Typisch war nichts an ihrer Familie. Und so hat auch die mixtekische Mutter Lila Downs „nie als typisch mexikanisches Mädchen erzogen“, ihrer Tochter stattdessen einen freien Geist und Antibabypillen mit auf den Weg gegeben. Schon als kleines Mädchen sang Lila Downs auf Festen mit lokalen Mariachi-Musikern, nahm Gesangsunterricht in Los Angeles und studierte später in Minnesota Operngesang. Doch von klein auf hatte Lila Downs den verächtlichen Blick auf alles Indigene verspürt. „Als mein weißer Vater noch lebte, haben die Leute mich besser behandelt“, erinnert sie sich.

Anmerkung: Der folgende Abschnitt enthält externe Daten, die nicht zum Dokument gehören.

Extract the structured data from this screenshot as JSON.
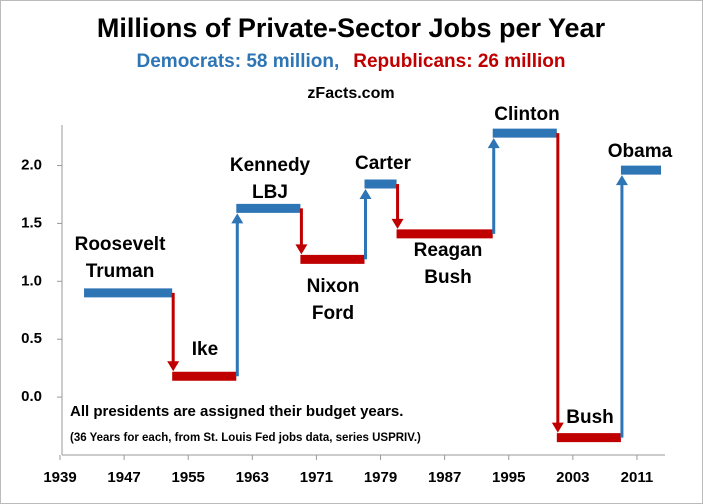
{
  "chart_data": {
    "type": "step",
    "title": "Millions of Private-Sector Jobs per Year",
    "subtitle": [
      {
        "text": "Democrats: 58 million,",
        "color": "#2e75b6"
      },
      {
        "text": "Republicans: 26 million",
        "color": "#c00000"
      }
    ],
    "source": "zFacts.com",
    "notes": [
      "All presidents are assigned their budget years.",
      "(36 Years for each, from St. Louis Fed jobs data, series USPRIV.)"
    ],
    "segments": [
      {
        "label": [
          "Roosevelt",
          "Truman"
        ],
        "start": 1942,
        "end": 1953,
        "value": 0.9,
        "color": "#2e75b6"
      },
      {
        "label": [
          "Ike"
        ],
        "start": 1953,
        "end": 1961,
        "value": 0.18,
        "color": "#c00000"
      },
      {
        "label": [
          "Kennedy",
          "LBJ"
        ],
        "start": 1961,
        "end": 1969,
        "value": 1.63,
        "color": "#2e75b6"
      },
      {
        "label": [
          "Nixon",
          "Ford"
        ],
        "start": 1969,
        "end": 1977,
        "value": 1.19,
        "color": "#c00000"
      },
      {
        "label": [
          "Carter"
        ],
        "start": 1977,
        "end": 1981,
        "value": 1.84,
        "color": "#2e75b6"
      },
      {
        "label": [
          "Reagan",
          "Bush"
        ],
        "start": 1981,
        "end": 1993,
        "value": 1.41,
        "color": "#c00000"
      },
      {
        "label": [
          "Clinton"
        ],
        "start": 1993,
        "end": 2001,
        "value": 2.28,
        "color": "#2e75b6"
      },
      {
        "label": [
          "Bush"
        ],
        "start": 2001,
        "end": 2009,
        "value": -0.35,
        "color": "#c00000"
      },
      {
        "label": [
          "Obama"
        ],
        "start": 2009,
        "end": 2014,
        "value": 1.96,
        "color": "#2e75b6"
      }
    ],
    "xlim": [
      1939,
      2014
    ],
    "xticks": [
      1939,
      1947,
      1955,
      1963,
      1971,
      1979,
      1987,
      1995,
      2003,
      2011
    ],
    "ylim": [
      -0.5,
      2.35
    ],
    "yticks": [
      {
        "value": 0,
        "label": "0.0"
      },
      0.5,
      {
        "value": 1,
        "label": "1.0"
      },
      1.5,
      {
        "value": 2,
        "label": "2.0"
      }
    ],
    "grid": false
  }
}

Als Halbwüchsige färbte sie sich die Haare rot und wollte nichts wissen von ihrer indianischen Seite: „Das war mir genauso peinlich wie der ganzen mestizischen Gesellschaft Mexikos.“ Der Vater starb, als Lila Downs 16 war, und auch in der indianischen Heimat wurden Tochter und Mutter nach dem Tod des kauzigen Gringos misstrauisch beäugt: „Erst mal hat niemand mit uns geredet.“

Es folgte eine unstete Jugend mit Gelegenheitsjobs und Drogen und dem Rückzug in eine Landkommune. Und schließlich, ganz allmählich, die Versöhnung mit ihrem indianischen Erbe. Lila Downs studierte Anthropologie und beschäftigte sich mit den Textilkünsten Oaxacas. „Ich ging in die Berge, lernte zu weben und fand meine indigenen Anteile wieder“, fasst Lila Downs ihre Identitätssuche in knappen Worten zusammen. An der Wand hängt ihre Diplomarbeit: ein Tuch aus unzähligen Bändern in allen erdenklichen Rottönen und Mustern, jedes davon verschieden.

Kurz nach dem Abschluss ihres Studiums lernte Lila den New Yorker Saxofonisten Paul Cohen kennen, ihren heutigen Lebensgefährten, und mit ihm die Welt des Jazz. Die beiden spielten zunächst auf der Straße, später dann in den Clubs von Philadelphia und Oaxaca. Als Vorstand eines heute fünfköpfigen Musikerensembles trat Lila Downs auf kleineren und immer größeren Bühnen in Mexiko-Stadt auf, seit ein paar Jahren tourt sie mit ihrer Band nun auch durch Europa, die USA und Lateinamerika. Ihr Ruf ist ihr vorausgeeilt, mittlerweile drei Alben haben ihn begründet.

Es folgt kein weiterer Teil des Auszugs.